Date: Saturday, 22 January 2011 19:44 (UTC)
From: [identity profile] goshemily.livejournal.com
I've not heard of it, I don't think, but it sounds great! Hm, for the other stuff: poll taxes were a tax on the right to vote; often they were enacted in such a way that only men whose ancestors had voted prior to the end of slavery did not need to pay a tax. Poll taxes, in short, were state-sponsored disenfranchisement of black sharecroppers who couldn't afford to pay the tax. Literacy tests were another method of preventing people from registering to vote; if they couldn't pass a literacy test, they couldn't register. The folks with the least access to education in the South were, again, black sharecroppers. He's talking about the Jim Crow stuff, you know? As for the state-sanctioned violence, I'ma assume he means the lynchings (in which sheriffs and their ilk often participated, whether in the form of opening a jail to the howling mob looking for black defendants, or what), although he might also mean the kind of legal system that led to things like the Scottsboro trials.

Sorry if all of this sounds rudimentary! I just don't know what all knowledge he's presuming versus what knowledge you have. I agree (especially based on that point about the tired coverage of the Fitzgeralds) that this sounds like a shallow book. :(

Date: Sunday, 23 January 2011 08:17 (UTC)
From: [identity profile] extemporally.livejournal.com
Hm, okay! This is all new information to me, more or less, though I did know about the lynchings/Jim Crow... okay, stuff is making more sense now, although the way you explained the quote (I must clarify -- I do think you did it quite well! I'm interpreting it as another gap of logic in the book) made it sound like it was predominantly a problem of race. I mean, I have no doubt that this would have spilled over into the general political climate, but given that most people who wanted to emulate the flapper/twenties lifestyle at first, and more than likely were the only ones who could afford to do so, were... middle-class white people who already had more than their fair share of political sovereignty (again, disclaimer about general political climate). I mean, isn't political sovereignty related to economic sovereignty really? Especially for black sharecroppers -- if you can't vote, I'm sure the rest of life (inc. the economic bit) is going to be pretty shit for you, so.

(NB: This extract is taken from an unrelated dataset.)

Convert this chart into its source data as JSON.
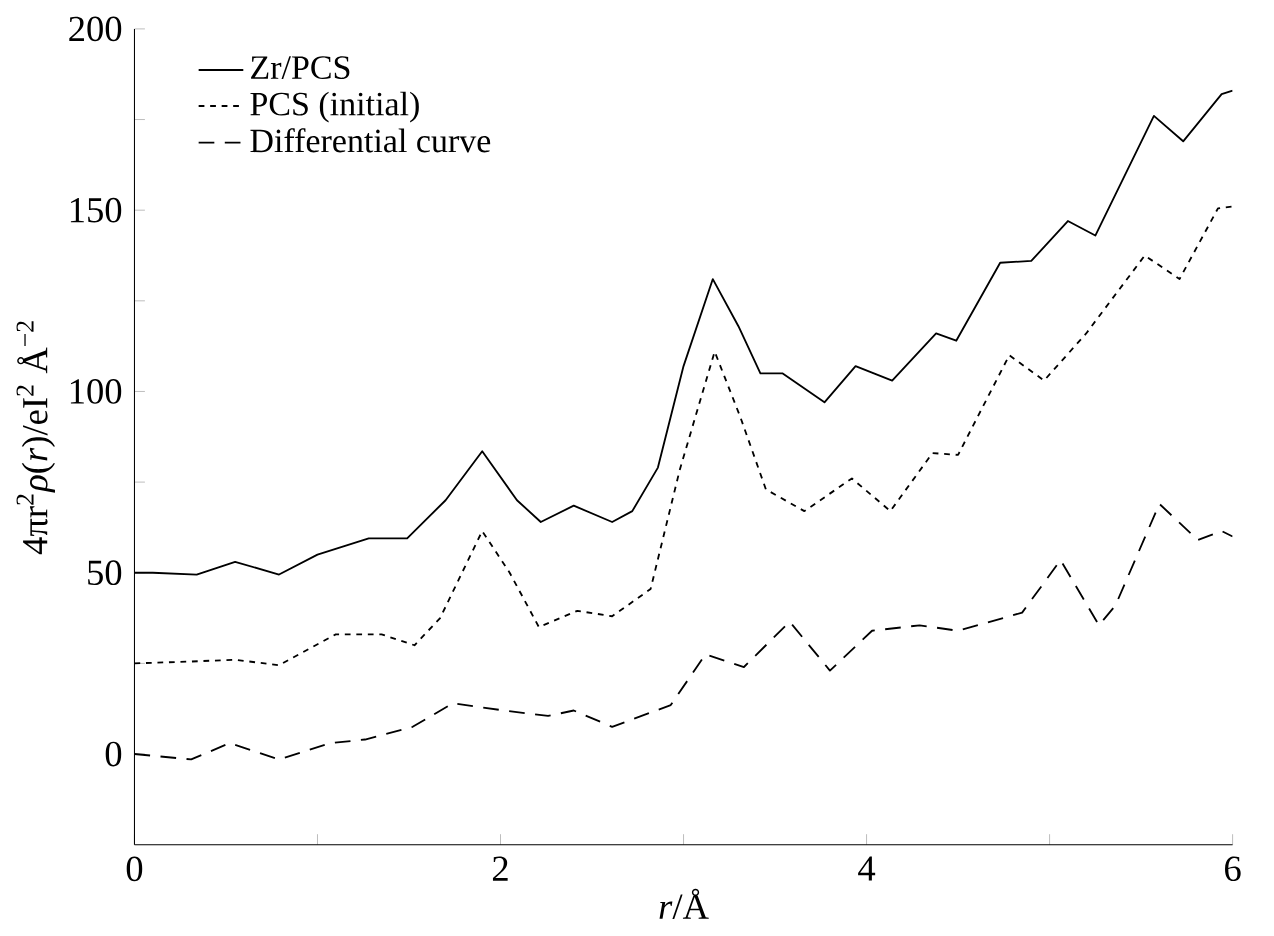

Tl; dr -- I don't doubt that for a limited subset of people "embracing economic sovereignty" would be a meaningful/workable alternative to political sovereignty, but holy that is one hell of a generalisation to be putting into one paragraph. So, um, yeah, this was a shallow book?

Date: Sunday, 23 January 2011 21:02 (UTC)
From: [identity profile] goshemily.livejournal.com
Seriously! When you put it that way (and I just read again through some of the other quotes you included above), that seems like an even grosser (in both senses!) generalization than I'd thought. What a shame! I bet somebody could have managed to write both a fascinating and deep book on the subject.